Deniz çayırları, kırmızı mercan, kum köpekbalığı, orfoz, deniz kaplumbağası, tepeli karabatak, yunus ve Akdeniz foku gibi küresel öneme sahip türlerin neslinin devam etmesini sağlıyor.
Ormanlardan beş kat daha fazla karbonu tutarak ve depolayarak iklimi düzenleyen deniz çayırları, kıyılarda biriken ölü yaprakları sayesinde dalgaların enerjisini azaltıyor ve denizdeki sedimanı tutarak kıyıyı erozyondan koruyor. Ancak deniz çayırları, en çok deniz araçları tarafından yapılan demirlemeden zarar görüyor. Tekneler için sağlanan her mapa ve şamandıra alanı en az 30 m2 lik deniz çayırının zarar görmesini önlüyor. Datça-Bozburun ÖÇK Bölgesi’nde deniz çayırlarının karbonu tutarak ve depolayarak sağladığı hizmetin değeri yılda yaklaşık 5 milyon TL’ye ulaşıyor
-Kıyı erozyonu ile mücadelede önemli faktör
Son yapılan araştırmalar, Gökova kıyılarının erozyon ile karşı karşıya olduğunu ortaya koyuyor. Son 35 yılda kıyı çizgisi 40-70 metre arası değişirken, bu durumla mücadelede Gökova ÖÇK Bölgesi’ndeki 159 km’lik deniz çayırları önemli rol oynuyor. Deniz çayırları, kıyı erozyonunu kontrol ediyor ve bu sayede yılda yaklaşık 5 milyon TL hizmet sağlıyor.

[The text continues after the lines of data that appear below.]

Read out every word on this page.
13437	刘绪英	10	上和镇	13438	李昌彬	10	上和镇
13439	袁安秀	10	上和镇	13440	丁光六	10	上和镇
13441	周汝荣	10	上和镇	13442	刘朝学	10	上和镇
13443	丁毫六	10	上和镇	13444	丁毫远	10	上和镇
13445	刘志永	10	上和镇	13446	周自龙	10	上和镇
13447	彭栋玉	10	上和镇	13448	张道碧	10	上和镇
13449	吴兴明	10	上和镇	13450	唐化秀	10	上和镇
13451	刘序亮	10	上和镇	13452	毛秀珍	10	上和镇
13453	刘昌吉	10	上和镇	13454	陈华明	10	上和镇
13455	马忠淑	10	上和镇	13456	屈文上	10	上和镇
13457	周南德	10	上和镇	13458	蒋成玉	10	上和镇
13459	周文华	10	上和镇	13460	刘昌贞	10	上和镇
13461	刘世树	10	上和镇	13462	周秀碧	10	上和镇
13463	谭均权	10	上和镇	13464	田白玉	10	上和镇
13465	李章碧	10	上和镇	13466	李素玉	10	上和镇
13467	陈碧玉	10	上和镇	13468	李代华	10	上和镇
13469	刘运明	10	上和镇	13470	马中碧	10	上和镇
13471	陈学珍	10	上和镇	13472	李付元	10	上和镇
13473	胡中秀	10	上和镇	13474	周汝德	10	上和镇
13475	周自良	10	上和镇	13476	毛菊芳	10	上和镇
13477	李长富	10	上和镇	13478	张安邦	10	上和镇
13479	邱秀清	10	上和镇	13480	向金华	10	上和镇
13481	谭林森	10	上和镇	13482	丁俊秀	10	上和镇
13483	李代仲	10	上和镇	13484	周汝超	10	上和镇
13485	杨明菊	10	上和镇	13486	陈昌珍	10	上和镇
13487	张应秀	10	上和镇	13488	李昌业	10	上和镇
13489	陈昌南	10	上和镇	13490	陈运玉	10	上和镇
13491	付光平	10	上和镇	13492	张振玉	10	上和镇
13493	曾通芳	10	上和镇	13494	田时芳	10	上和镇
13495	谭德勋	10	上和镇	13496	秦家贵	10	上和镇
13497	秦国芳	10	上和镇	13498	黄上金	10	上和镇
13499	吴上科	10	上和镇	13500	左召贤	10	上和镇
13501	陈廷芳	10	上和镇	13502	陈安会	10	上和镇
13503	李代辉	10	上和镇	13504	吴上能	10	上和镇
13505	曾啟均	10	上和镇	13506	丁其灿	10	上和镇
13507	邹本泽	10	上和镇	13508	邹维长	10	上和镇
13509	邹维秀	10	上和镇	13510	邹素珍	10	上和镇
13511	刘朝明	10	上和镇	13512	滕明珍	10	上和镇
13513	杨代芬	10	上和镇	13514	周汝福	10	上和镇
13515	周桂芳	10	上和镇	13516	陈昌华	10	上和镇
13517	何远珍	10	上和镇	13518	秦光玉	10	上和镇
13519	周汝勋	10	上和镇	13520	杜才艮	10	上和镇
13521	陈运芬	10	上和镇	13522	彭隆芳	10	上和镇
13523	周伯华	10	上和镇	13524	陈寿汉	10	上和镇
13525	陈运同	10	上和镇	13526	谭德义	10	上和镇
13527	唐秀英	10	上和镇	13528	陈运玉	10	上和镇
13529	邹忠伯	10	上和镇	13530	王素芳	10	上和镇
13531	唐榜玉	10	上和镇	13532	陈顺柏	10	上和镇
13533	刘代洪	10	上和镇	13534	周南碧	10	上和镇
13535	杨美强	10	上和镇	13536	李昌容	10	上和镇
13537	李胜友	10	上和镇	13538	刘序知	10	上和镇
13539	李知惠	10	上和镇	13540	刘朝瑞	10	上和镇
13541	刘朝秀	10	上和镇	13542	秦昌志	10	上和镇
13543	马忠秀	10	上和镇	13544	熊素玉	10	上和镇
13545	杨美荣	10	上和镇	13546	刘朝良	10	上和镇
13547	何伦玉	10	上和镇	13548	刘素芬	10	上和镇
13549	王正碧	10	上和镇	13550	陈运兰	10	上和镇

-Milyonlarca liralık arıtma, kıyılarda doğal olarak gerçekleşiyor
“Türkiye’nin Deniz ve Kıyı Koruma Alanları Sisteminin Güçlendirilmesi Projesi” ile koruma altına alınan kıyılar, çevre, sağlık ve dünyanın geleceği açısından son derece önemli bir görevi de yerine getiriyor. Sadece Gökova ÖÇK Bölgesi kıyıları, yılda yaklaşık 16 milyon TL değerinde bir atıksu arıtma maliyetini karşılıyor. Datça-Bozburun ÖÇK Bölgesi kıyılarında bir yılda gerçekleşen atıksu arıtma maliyeti yaklaşık 28 milyon TL’ye ulaşıyor. Deniz çayırlarının işlevleri ve kıyıların arıtma özellikleri gibi unsurlarla birlikte değerlendirildiğinde Deniz ve Kıyı Koruma Alanları’nın, insanlığa sunduğu ekosistem hizmetlerinin kıymetinin çok iyi bilinmesi ve anlamının iyi kavranması gerektiği de ortaya çıkıyor.
-Deniz ve Kıyı Koruma Alanları, turistlerin tercih nedeni
Proje kapsamında gerçekleştirilen çalışmalar ve anketler, Deniz ve Kıyı Koruma Alanları’nın varlığının bölgelere gelen ziyaretçilerin tercih nedeni olduğunu da ortaya koyuyor. Foça ve Gökova ÖÇK Bölgelerinde yapılan anketin sonuçlarına göre; bölgeye gelen ziyaretçilerin yaklaşık yüzde 60’ı koruma alanının farkında. Ziyaretçiler bu alanlara doğal değerleri, temiz deniz ve kıyıları, sessiz olması ve kitle turizmi olmaması nedeniyle geliyor.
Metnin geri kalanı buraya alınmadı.